The new album from Rebecca Downes delivers on all fronts.
To say we've been eagerly waiting for the new Rebecca Downes album is like saying the sun rises in the East; in other words, stating the b&^%^g obvious! Now we've finally got it and given it a few spins, and I'm pleased to announce the album does not disappoint! I had thought to tease you all for a while in this review before giving my opinion, but the fact is the album is simply too good to play games!
Now don't get me wrong, I was a little nervous as I loaded it into the CD deck, after all we announced we would be doing a Rebecca Downes Week to coincide with the release of the album some time ago, what if it wasn't everything we hoped it would be? The answer to that question came within 30 seconds of pressing the play button, as nervousness gave way to total excitement as soon as riff to Take Me Higher, the opening track , kicked in and the band tore a hole in speakers before Rebecca's soulful voice reached out, grabbed my ears and simply refused to let go from beginning to end and back again!
More Sinner Than Saint is a masterclass in musicianship of the highest order, with Rebecca's effortless, yet soulful vocals showing a lot of these young metal bands of recent years how to sing a rock song with power and range whilst conveying the emotion and meaning of a song, and without the screeching that most new female fronted bands seem to drift into these days.
Not that the other members of the band shirk their duties either. Steve Birkett's guitar work switches effortlessly from perfectly crafted guitar solo to power chords and back again, with the driving, solid bass and drum team of Dan Clark and Lloyd Daker providing the perfect framework with which to drape everything else around. It would be rude of me not to mention the keys and Hammond work of Rick Benton whilst dishing out all the praise. Sometimes subtle, sometimes brutal, the balance between guitars and keyboards is often difficult to achieve, yet here on this album Birkett and Benton blend their sound perfectly.
Above all however, it is still Rebecca's voice that shines through, as she marries performance and meaning with consummate ease. By that I mean, if the song requires emotional vulnerability (as in Screaming Your Name) or anger at one's own weakness (as in If I Go To Sleep), Rebecca sings each song with the emotion required in her voice to convey the meaning of the words. And she does it without you consciously noticing. It's just there, in the voice. You know what she means with your own emotional reaction. There's no contrivance, no over-singing, just a voice that says everything you need to know.
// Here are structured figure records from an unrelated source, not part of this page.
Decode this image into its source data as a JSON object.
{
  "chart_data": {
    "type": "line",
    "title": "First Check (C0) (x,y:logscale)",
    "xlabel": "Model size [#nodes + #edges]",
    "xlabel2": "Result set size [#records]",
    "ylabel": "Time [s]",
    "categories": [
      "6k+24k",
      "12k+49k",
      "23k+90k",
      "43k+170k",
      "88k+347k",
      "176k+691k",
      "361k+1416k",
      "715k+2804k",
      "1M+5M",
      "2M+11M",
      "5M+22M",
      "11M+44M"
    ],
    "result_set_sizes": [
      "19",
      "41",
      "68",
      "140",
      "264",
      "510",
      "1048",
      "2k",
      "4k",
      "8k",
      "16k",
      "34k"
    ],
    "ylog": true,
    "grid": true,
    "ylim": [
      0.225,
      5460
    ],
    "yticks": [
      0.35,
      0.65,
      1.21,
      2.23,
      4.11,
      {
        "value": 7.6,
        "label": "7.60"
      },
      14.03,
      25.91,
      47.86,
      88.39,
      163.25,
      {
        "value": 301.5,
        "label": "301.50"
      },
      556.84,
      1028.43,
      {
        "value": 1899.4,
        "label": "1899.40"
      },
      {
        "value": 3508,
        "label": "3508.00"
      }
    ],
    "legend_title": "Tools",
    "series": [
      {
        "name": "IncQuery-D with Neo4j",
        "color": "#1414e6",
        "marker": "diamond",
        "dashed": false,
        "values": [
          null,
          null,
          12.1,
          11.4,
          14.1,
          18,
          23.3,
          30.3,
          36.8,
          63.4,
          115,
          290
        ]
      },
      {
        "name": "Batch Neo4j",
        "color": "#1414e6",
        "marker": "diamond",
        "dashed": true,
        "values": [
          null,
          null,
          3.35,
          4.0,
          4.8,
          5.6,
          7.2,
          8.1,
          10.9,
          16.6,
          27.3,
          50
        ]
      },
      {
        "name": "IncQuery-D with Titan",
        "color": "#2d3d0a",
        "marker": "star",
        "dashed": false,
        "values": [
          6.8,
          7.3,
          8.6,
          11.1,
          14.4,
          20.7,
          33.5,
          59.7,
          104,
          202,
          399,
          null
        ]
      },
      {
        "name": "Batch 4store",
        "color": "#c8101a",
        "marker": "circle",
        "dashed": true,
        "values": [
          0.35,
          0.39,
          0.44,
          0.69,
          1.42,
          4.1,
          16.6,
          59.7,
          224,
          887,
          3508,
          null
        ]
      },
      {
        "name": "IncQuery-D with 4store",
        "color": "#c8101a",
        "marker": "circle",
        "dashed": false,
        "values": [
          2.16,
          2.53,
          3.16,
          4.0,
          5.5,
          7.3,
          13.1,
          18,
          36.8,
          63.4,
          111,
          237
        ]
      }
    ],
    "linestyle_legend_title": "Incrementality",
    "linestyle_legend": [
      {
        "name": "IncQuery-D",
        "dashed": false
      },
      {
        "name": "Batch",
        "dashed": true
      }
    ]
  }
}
Now throughout this review, I've referred to the "effortlessness" of things and some such, but that is not to say the band is laid back or that the album is over produced or lacking in any way. The energy of the band is fully retained in the mix. Those who have experienced and raved about the powerful live performances will not be disappointed by this studio sound.
The album itself, continues RB's journey toward a more rocky sound, although blues fans need not panic at that statement. The influence is still clearly there, and stated in the opening notes of the very first song, Take Me Higher, whilst the closing song, With Me, is a stunning rock ballad with a blues motif. It's just that the rock sound is more to the fore than on previous albums; the roots may be the blues but the flowers are definitely the colours of rock.
In conclusion, be in no doubt that "More Sinner Than Saint" is a five stars out of five tour de force of an album, and if there is any justice on the world, it will finally propel Rebecca Downes to being the superstar that we all know she should be. Buy it now. Don't wait, don't hesitate, just get it now! You won't be disappointed.